Summary. The manuscript proposes cmUNet, a compact encoder-decoder architecture, to learn modality-agnostic representations via cross-modality transformation paired with in-modality reconstruction, regularized by adversarial and perceptual losses that promote indistinguishability in the original sample space. This module is embedded in MarrNet, which connects the learned representations to a standard feature extractor for producing similarity scores in cross-modality matching. The authors report superior performance relative to state-of-the-art methods across five tasks (Raman-infrared spectrum matching, cross-modality person re-identification, and heterogeneous face recognition in photo-sketch, visible-NIR, and visible-thermal settings) and propose occlusion robustness as a diagnostic for successful modality-gap bridging.

Significance. If the empirical results and the claimed preservation of identity information hold under detailed scrutiny, the work offers a practical route to cross-modality recognition that sidesteps both the discriminant-information loss of distributional-alignment techniques and the failure modes of explicit transfer. The multi-task evaluation and the occlusion-robustness diagnostic are constructive contributions that could influence biometric and scientific imaging pipelines.

major comments (2)
  1. [§3] §3 (cmUNet architecture and loss formulation): The manuscript correctly notes that explicit modality-transfer methods can suffer catastrophic drops when the source-to-target mapping is ill-posed. However, cmUNet itself performs an internal cross-modality transformation. No equation, proof sketch, or targeted ablation demonstrates why the added in-modality reconstruction plus adversarial/perceptual loss renders this transformation immune to the same failure mode when identity cues are modality-specific. This distinction is load-bearing for the central claim that modality-agnostic representations are obtained without the losses of prior alignment or transfer methods.
  2. [§4] §4 and associated tables (quantitative results): The abstract and experimental claims assert superior performance on five tasks, yet the manuscript supplies no error bars, statistical significance tests, or ablations that isolate the contribution of the reconstruction and adversarial terms. If the reported gains rest primarily on the full model without controls that remove the cross-modality path, the evidence that discriminant identity information is retained remains only moderately supported.
minor comments (2)
  1. [Abstract] The abstract would be strengthened by a single sentence summarizing the primary quantitative metric and the magnitude of improvement over the strongest baseline.
  2. [Figure 1] Figure 1 (architecture diagram) should explicitly label the cross-modality and in-modality paths and the point at which the adversarial loss is applied.

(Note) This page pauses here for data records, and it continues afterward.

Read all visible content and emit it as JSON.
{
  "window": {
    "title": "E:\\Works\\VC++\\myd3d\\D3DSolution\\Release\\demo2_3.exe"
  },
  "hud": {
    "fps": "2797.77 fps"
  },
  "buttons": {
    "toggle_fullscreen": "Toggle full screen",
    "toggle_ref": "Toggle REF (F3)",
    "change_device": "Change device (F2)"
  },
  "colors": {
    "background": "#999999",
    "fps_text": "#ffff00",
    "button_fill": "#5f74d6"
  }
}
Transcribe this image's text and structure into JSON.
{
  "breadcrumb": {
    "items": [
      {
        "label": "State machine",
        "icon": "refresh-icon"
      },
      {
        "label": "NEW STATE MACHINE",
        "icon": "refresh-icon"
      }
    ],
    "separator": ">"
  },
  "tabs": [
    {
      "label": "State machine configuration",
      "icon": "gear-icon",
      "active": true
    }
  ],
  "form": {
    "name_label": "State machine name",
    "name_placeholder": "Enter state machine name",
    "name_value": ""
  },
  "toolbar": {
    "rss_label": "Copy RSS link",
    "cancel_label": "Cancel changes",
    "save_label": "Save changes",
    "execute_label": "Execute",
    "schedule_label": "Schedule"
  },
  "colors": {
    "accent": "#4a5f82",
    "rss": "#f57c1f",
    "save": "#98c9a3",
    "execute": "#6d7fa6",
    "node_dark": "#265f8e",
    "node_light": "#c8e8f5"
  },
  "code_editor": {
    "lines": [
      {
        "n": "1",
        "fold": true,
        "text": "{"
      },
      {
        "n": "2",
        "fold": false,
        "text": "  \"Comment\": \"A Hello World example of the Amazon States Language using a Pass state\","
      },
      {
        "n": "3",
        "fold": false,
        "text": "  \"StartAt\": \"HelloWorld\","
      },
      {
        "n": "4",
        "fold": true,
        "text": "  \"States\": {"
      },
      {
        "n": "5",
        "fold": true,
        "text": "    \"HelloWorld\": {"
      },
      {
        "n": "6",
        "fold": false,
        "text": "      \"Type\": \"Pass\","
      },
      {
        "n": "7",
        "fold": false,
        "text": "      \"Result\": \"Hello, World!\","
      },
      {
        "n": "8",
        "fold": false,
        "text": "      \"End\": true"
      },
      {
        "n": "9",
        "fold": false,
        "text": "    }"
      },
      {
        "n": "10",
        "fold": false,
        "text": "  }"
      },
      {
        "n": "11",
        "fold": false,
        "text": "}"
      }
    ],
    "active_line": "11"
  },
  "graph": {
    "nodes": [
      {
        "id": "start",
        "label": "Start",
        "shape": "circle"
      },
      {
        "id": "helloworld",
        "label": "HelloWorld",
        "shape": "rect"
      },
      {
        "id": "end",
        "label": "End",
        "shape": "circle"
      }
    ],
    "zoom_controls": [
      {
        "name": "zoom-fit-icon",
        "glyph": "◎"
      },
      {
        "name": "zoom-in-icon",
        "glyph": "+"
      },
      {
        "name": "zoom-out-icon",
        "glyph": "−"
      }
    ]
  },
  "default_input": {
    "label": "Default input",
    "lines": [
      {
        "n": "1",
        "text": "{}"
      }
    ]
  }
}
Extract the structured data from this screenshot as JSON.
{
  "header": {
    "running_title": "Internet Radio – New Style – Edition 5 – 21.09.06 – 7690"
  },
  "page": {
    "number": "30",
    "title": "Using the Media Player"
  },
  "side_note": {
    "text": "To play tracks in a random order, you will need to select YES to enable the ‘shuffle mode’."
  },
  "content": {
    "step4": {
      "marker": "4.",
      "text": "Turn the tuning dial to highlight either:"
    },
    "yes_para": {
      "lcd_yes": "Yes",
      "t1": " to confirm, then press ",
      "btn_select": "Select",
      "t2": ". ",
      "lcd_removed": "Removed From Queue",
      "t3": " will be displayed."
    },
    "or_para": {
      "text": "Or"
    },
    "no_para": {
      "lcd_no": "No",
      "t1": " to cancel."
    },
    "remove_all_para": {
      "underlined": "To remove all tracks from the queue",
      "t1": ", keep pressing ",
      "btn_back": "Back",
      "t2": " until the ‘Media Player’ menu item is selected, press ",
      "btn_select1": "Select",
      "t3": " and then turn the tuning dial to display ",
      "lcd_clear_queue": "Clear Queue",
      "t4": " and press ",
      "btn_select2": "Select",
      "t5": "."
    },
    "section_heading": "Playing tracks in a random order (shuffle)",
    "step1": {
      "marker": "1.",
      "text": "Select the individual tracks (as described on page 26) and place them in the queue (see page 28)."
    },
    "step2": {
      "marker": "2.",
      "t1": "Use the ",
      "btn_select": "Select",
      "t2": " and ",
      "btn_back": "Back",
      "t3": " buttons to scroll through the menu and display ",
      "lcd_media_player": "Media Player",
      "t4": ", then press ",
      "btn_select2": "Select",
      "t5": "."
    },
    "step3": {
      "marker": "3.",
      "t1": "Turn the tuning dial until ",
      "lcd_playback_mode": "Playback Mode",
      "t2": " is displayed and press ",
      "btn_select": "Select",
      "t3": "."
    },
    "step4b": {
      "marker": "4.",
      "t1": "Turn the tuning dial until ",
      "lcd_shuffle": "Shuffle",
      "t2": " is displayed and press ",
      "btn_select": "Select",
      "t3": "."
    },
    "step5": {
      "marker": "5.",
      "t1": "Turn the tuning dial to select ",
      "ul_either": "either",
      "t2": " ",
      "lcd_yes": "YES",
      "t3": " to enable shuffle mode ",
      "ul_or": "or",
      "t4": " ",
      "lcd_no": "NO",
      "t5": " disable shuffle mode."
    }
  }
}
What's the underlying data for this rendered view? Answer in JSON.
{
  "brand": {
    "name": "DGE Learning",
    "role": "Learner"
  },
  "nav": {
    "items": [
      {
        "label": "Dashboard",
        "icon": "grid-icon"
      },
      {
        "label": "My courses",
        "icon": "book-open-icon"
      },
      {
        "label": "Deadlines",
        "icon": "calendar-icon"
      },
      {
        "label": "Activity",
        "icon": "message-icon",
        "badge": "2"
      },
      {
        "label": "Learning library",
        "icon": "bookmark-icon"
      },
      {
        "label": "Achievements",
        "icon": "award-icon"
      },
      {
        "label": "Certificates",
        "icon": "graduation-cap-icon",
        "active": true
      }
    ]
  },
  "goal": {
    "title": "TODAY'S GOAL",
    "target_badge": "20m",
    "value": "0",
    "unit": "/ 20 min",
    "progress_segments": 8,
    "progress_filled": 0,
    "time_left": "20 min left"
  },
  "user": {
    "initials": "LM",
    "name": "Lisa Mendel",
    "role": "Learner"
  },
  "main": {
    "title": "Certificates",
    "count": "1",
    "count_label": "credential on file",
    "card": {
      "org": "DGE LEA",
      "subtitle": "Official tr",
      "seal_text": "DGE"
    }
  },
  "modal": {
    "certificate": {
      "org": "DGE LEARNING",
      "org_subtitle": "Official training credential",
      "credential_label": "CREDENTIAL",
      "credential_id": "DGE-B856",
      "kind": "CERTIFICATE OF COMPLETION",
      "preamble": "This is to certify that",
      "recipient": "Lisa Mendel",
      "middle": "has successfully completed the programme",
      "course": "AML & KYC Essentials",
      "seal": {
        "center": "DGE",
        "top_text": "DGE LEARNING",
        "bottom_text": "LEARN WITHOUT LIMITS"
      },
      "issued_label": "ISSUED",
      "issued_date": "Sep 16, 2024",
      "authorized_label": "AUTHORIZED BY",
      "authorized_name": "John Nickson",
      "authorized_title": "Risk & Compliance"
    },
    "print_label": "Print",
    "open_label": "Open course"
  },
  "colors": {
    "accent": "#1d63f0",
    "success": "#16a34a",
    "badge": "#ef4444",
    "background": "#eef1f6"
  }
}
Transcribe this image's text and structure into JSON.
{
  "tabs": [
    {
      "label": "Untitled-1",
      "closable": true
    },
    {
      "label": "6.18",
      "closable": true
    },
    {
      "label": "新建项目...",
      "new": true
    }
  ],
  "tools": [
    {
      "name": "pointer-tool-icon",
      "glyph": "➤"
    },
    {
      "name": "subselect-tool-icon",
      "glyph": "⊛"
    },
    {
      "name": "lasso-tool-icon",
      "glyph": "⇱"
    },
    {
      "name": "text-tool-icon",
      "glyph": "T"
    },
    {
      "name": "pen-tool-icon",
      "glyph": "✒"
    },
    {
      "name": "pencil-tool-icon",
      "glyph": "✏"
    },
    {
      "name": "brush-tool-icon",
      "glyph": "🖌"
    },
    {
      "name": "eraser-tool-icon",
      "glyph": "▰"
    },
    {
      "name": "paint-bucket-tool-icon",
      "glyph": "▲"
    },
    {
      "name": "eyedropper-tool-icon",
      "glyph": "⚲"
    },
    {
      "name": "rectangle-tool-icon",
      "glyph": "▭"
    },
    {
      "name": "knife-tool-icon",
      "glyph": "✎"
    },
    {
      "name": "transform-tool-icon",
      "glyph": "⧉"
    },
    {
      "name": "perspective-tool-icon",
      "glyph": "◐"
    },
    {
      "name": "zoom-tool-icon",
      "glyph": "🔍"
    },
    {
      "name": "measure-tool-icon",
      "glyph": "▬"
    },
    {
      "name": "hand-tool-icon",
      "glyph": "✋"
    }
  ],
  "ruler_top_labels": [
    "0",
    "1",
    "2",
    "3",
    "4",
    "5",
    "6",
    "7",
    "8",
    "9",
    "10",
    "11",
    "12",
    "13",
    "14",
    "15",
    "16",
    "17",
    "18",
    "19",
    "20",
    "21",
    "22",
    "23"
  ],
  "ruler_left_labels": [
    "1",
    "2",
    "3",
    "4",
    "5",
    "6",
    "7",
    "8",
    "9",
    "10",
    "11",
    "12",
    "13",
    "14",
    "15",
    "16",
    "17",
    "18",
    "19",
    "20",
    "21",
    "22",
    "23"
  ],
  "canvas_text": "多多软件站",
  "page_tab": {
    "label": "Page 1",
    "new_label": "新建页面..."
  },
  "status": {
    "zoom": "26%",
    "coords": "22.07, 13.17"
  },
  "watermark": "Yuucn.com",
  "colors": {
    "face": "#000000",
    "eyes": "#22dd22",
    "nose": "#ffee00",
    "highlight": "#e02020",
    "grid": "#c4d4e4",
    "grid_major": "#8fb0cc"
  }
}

Simulated Author's Rebuttal

2 responses · 0 unresolved

We thank the referee for the positive assessment of our work's potential impact and for the constructive major comments. We address each point below, providing clarifications and committing to revisions where appropriate to strengthen the manuscript.

read point-by-point responses
  1. Referee: [§3] §3 (cmUNet architecture and loss formulation): The manuscript correctly notes that explicit modality-transfer methods can suffer catastrophic drops when the source-to-target mapping is ill-posed. However, cmUNet itself performs an internal cross-modality transformation. No equation, proof sketch, or targeted ablation demonstrates why the added in-modality reconstruction plus adversarial/perceptual loss renders this transformation immune to the same failure mode when identity cues are modality-specific. This distinction is load-bearing for the central claim that modality-agnostic representations are obtained without the losses of prior alignment or transfer methods.

    Authors: We value this comment as it highlights a crucial aspect of our design. The in-modality reconstruction serves as a regularizer that ensures the latent representation captures identity information independently of the modality transformation. By requiring the decoder to reconstruct the input from the latent code in the original modality, we enforce retention of discriminant features. The adversarial and perceptual losses then facilitate the cross-modality mapping without discarding this information. This combination differentiates our approach from pure transfer methods, which lack the reconstruction anchor. We will include a more formal description of this rationale, along with any necessary equations or conceptual proof sketch, in the revised §3. We also plan to add a targeted ablation study to empirically demonstrate the role of the in-modality path. revision: partial

  2. Referee: [§4] §4 and associated tables (quantitative results): The abstract and experimental claims assert superior performance on five tasks, yet the manuscript supplies no error bars, statistical significance tests, or ablations that isolate the contribution of the reconstruction and adversarial terms. If the reported gains rest primarily on the full model without controls that remove the cross-modality path, the evidence that discriminant identity information is retained remains only moderately supported.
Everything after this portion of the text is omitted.